Cinergie.be

Les Damnés de Roberto Minervini

Publié le 26/03/2025 par Kevin Giraud / Catégorie: Critique

D’un réel à l’autre

Les Damnés de Roberto Minervini, première fiction du documentariste italien qui a su, selon certains, capturer l’Amérique mieux que quiconque? Rien n’est moins sûr, pour un film qui brouille les frontières entre documentaire de création et fiction documentée, et où le réel s’invite tant dans le processus de création que dans les interstices de l’Histoire.

Les Damnés de Roberto Minervini

D’emblée, la mission de ces soldats est floue, vague. Une reconnaissance vers l’ouest, sans but précis ni réel objectif. Et de cette impulsion, qui s’étiole au fur et à mesure que l’attente et les interrogations se déploient, Minervini crée un film étrange et aliénant tant pour ses personnages que pour son public.

Car il ne se passe rien, ou peu s’en faut. Mais dans ce rien, c’est là que se trouve toute la force de ce film d’attente, où l’on en vient à craindre l’événement, à trembler à l’idée que quelque chose se passe. Car tant qu’il ne se passe rien, on reste en vie. 

Tourné dans les plaines du Montana, où Minervini a fait construire un camp et installé son casting pendant près de deux mois, Les Damnés impressionne par son réalisme, renforçant les questionnements sur la véracité de ce film de guerre irréel et pourtant puissamment vrai et résolument contemporain. Un récit de stase et de soubresauts où, faute d’un ennemi bien défini et d’un but, tant les protagonistes que les comédiens qui les incarnent tuent le temps.

Et lorsque la guerre les rattrape, les voici aux prises avec des fantômes sans visages, des balles meurtrières qui claquent de fusils invisibles. 

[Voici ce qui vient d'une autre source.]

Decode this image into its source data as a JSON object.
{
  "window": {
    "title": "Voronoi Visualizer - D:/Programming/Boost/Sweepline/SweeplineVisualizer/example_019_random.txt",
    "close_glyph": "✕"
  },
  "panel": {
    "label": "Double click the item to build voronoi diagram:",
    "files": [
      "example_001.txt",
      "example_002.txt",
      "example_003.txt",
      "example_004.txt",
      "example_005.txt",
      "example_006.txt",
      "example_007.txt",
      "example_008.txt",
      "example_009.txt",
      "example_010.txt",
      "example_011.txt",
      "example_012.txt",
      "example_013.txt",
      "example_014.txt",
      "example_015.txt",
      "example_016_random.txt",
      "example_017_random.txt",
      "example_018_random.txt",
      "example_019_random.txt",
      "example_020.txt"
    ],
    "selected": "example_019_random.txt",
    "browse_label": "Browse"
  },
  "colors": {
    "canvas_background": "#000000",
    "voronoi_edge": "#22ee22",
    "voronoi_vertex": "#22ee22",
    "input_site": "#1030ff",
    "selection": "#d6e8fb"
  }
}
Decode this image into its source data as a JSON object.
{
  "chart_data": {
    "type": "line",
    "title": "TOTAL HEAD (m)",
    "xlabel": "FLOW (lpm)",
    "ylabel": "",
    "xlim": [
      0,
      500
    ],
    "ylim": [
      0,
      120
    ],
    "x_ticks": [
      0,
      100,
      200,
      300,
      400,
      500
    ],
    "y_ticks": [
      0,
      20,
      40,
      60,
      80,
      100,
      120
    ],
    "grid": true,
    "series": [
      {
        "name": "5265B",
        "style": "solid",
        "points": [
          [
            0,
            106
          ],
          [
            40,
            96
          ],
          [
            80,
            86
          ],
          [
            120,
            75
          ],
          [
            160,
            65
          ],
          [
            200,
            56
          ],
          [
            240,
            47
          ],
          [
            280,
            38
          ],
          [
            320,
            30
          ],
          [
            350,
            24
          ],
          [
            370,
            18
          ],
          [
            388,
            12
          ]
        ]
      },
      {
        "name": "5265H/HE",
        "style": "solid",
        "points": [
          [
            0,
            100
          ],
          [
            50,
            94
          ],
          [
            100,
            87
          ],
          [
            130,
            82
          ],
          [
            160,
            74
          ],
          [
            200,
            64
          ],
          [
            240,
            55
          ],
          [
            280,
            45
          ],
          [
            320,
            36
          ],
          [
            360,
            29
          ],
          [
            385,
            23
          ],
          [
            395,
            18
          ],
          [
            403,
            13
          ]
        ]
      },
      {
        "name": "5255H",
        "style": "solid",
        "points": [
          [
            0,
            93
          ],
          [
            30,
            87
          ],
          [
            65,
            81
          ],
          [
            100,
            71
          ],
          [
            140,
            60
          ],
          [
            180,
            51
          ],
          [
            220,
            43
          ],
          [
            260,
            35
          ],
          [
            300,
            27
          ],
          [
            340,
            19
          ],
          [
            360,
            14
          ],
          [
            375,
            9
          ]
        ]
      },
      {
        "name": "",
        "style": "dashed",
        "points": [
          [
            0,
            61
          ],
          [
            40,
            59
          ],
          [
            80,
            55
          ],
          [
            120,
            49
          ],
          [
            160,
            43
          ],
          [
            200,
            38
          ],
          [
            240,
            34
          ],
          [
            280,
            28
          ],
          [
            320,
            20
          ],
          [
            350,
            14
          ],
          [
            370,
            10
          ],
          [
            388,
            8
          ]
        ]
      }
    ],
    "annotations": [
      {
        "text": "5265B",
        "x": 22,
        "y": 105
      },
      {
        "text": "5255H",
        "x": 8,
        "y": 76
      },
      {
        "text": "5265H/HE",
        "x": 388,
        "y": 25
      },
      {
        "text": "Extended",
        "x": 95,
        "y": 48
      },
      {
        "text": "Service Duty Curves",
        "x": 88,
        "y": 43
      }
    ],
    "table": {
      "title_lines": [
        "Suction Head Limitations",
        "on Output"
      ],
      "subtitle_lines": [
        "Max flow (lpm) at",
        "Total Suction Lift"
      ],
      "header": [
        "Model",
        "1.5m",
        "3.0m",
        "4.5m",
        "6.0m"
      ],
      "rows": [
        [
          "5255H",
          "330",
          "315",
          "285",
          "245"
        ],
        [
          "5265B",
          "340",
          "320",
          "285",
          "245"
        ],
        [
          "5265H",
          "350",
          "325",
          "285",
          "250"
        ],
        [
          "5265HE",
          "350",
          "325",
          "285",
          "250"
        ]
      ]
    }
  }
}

Refusant d’incarner cet ennemi, Minervini nous plonge dans la psyché des soldats unionistes post affrontement, alors que se dévoile petit à petit l’absence de sens de leur mission, et de la guerre en elle-même. “Il n’y a pas de but dans la guerre”, conclut assez tôt l’un des soldats. Avant que cette conclusion n’évolue en “pour moi, c’est de la survie. On tue, ou on meurt” plus loin dans le film, une maxime qui sonne plus comme un échec du monde qui l’a conduit jusque là que comme un constat personnel. 

Ce cinéma de l’attente, Minervini le transcende par des images fortes, des plans de montagnes enneigées qui nous aspirent et nous plongent dans cette contemplation aux côtés des personnages. Des décors immuables, figés et bientôt écrasants desquels les protagonistes tentent petit à petit de s’échapper pour retrouver cette capacité d’avancer, cet espoir qu’ils perdent en même temps que le sens de leur mission. Une impression renforcée par l’atmosphère sonore feutrée du film, qui enferme dans cette attente persistante. 

Où commence la fiction, où s’arrête le documentaire? Minervini refuse de répondre à la question. Il nous confiait, en amont de la sortie du film : “J’aime travailler avec des gens, qui se rassemblent et me donnent une partie de qui ils sont. Ainsi, leurs paroles et leurs actions leur appartiennent. Et de là, structurer, fictionnaliser, créer des moments pour créer un mouvement dans le temps et dans l'espace.”

Avec Les Damnés, ce glissement vers la fiction s’opère sans friction, d’un réel à un autre, pour un résultat envoûtant.